My secondary education was unusual. I attended a comprehensive school until I was sixteen, and then a grammar school for sixth form. The comprehensive was superior because, through the diversity of its pupils and the inventiveness and experience of its staff, it taught me to think critically. My grammar was just a crammer for exams. I found it narrowing. I wrote as much in the Guardian recently. My article received plenty of criticism, as you’d expect from such a divisive policy issue — nothing, it seems, fires people up like education. Among the reaction was this full-blown response from Toby Young in a recent issue of the Spectator.

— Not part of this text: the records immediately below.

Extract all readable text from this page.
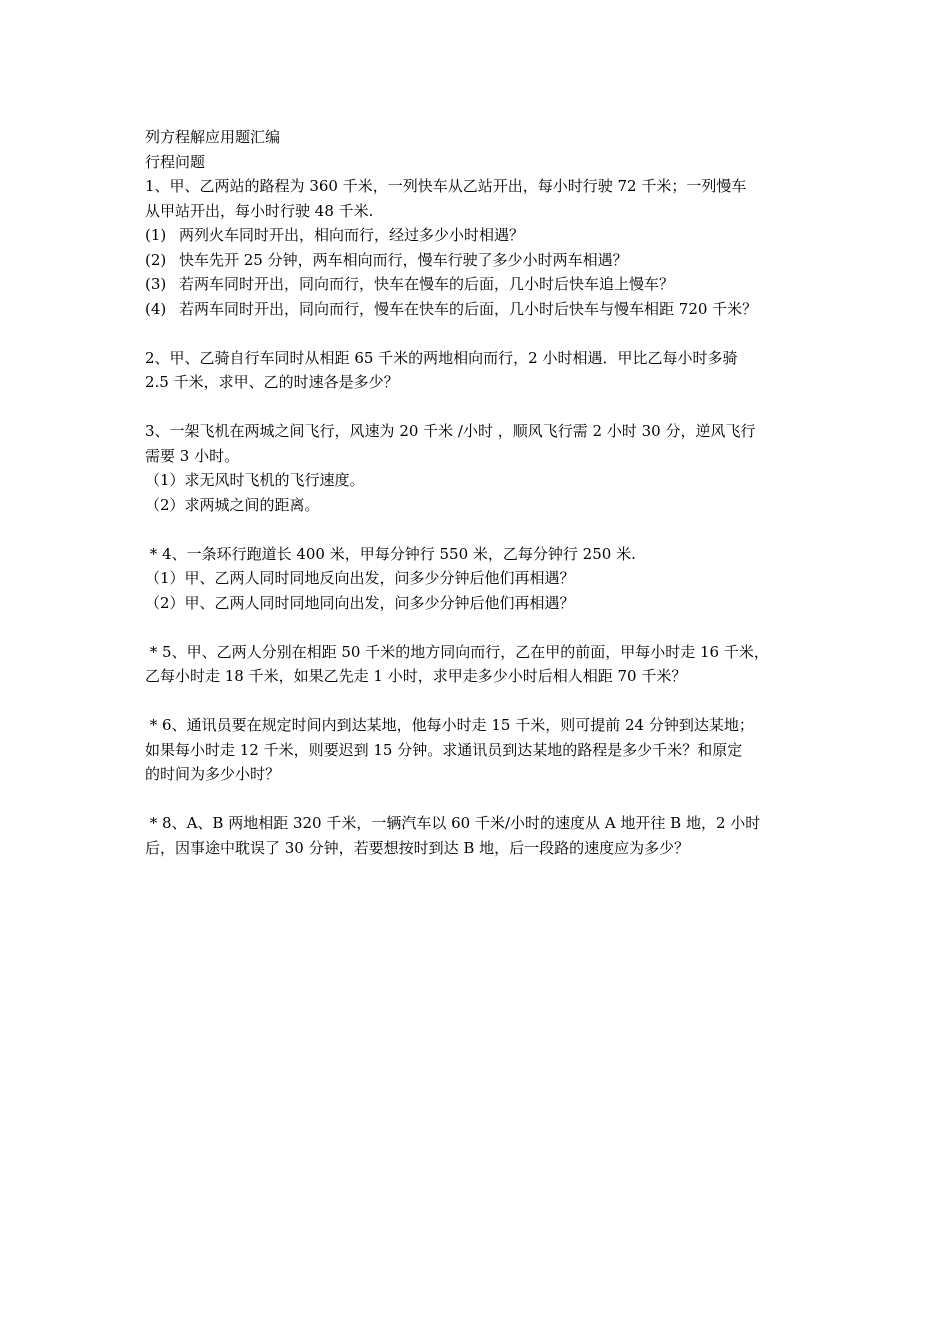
列方程解应用题汇编
行程问题
1、甲、乙两站的路程为 360 千米，一列快车从乙站开出，每小时行驶 72 千米；一列慢车
从甲站开出，每小时行驶 48 千米.
(1) 两列火车同时开出，相向而行，经过多少小时相遇？
(2) 快车先开 25 分钟，两车相向而行，慢车行驶了多少小时两车相遇？
(3) 若两车同时开出，同向而行，快车在慢车的后面，几小时后快车追上慢车？
(4) 若两车同时开出，同向而行，慢车在快车的后面，几小时后快车与慢车相距 720 千米？
2、甲、乙骑自行车同时从相距 65 千米的两地相向而行，2 小时相遇．甲比乙每小时多骑
2.5 千米，求甲、乙的时速各是多少？
3、一架飞机在两城之间飞行，风速为 20 千米 /小时 ，顺风飞行需 2 小时 30 分，逆风飞行
需要 3 小时。
（1）求无风时飞机的飞行速度。
（2）求两城之间的距离。
* 4、一条环行跑道长 400 米，甲每分钟行 550 米，乙每分钟行 250 米.
（1）甲、乙两人同时同地反向出发，问多少分钟后他们再相遇？
（2）甲、乙两人同时同地同向出发，问多少分钟后他们再相遇？
* 5、甲、乙两人分别在相距 50 千米的地方同向而行，乙在甲的前面，甲每小时走 16 千米，
乙每小时走 18 千米，如果乙先走 1 小时，求甲走多少小时后相人相距 70 千米？
* 6、通讯员要在规定时间内到达某地，他每小时走 15 千米，则可提前 24 分钟到达某地；
如果每小时走 12 千米，则要迟到 15 分钟。求通讯员到达某地的路程是多少千米？和原定
的时间为多少小时？
* 8、A、B 两地相距 320 千米，一辆汽车以 60 千米/小时的速度从 A 地开往 B 地，2 小时
后，因事途中耽误了 30 分钟，若要想按时到达 B 地，后一段路的速度应为多少？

Young accused me — but really he was accusing my generation of state educated pupils — of being an ‘automaton’ who is ‘programmed to vote Labour’ because I accept ‘the prevailing orthodoxies of the Blob (Michael Gove’s word for the education establishment)… without a murmur of dissent.’ He went on to say that this is a result of my left-wing teachers being ‘highly selective about what they’ve encouraged [me] to think critically about’. As a result, I and hundreds of thousands like me simply regurgitate ‘left wing dogma’.
These claims are straight out of Michael Gove’s School of ‘Blame the Marxist teachers for anything and everything’ (earlier this year Michael Gove slammed his critics as ‘Marxist teachers hell bent on destroying our schools’, branding them the ‘Enemies of Promise’). Young’s critique is utterly bizarre. Of course, the scepticism of student bodies across the country has nothing to do with the fact that a right wing government took away their weekly Educational Maintenance Allowance. Likewise, it has nothing to do with the trebling of university fees. And it has nothing to do with cuts and austerity that are tearing communities apart. Don’t be silly! Those pesky Marxist teachers with their selective teaching methods are to blame!
What Gove and Young seem to overlook is that political opinions are formed outside the classroom, more so, certainly, than they are formed within. After all, how much politics can actually take place in a classroom, compared say to the bus, the street, the shop or the home? Given Gove and Young’s shared interest in ‘broadening’ education, I find their oversight in this respect a bit odd.
If ever we were programmed by the educational establishment to do anything, it would be to be sceptical of all political parties; indeed, it was Labour that introduced university top-up fees. Many students are suspicious of the entire political establishment, irrespective of which party is in power. There is a feeling of ‘them vs us’, and comfortable right wing commentators, with access to far greater platforms than a first year undergraduate at the LSE could hope for, belong firmly in the ‘them’ category.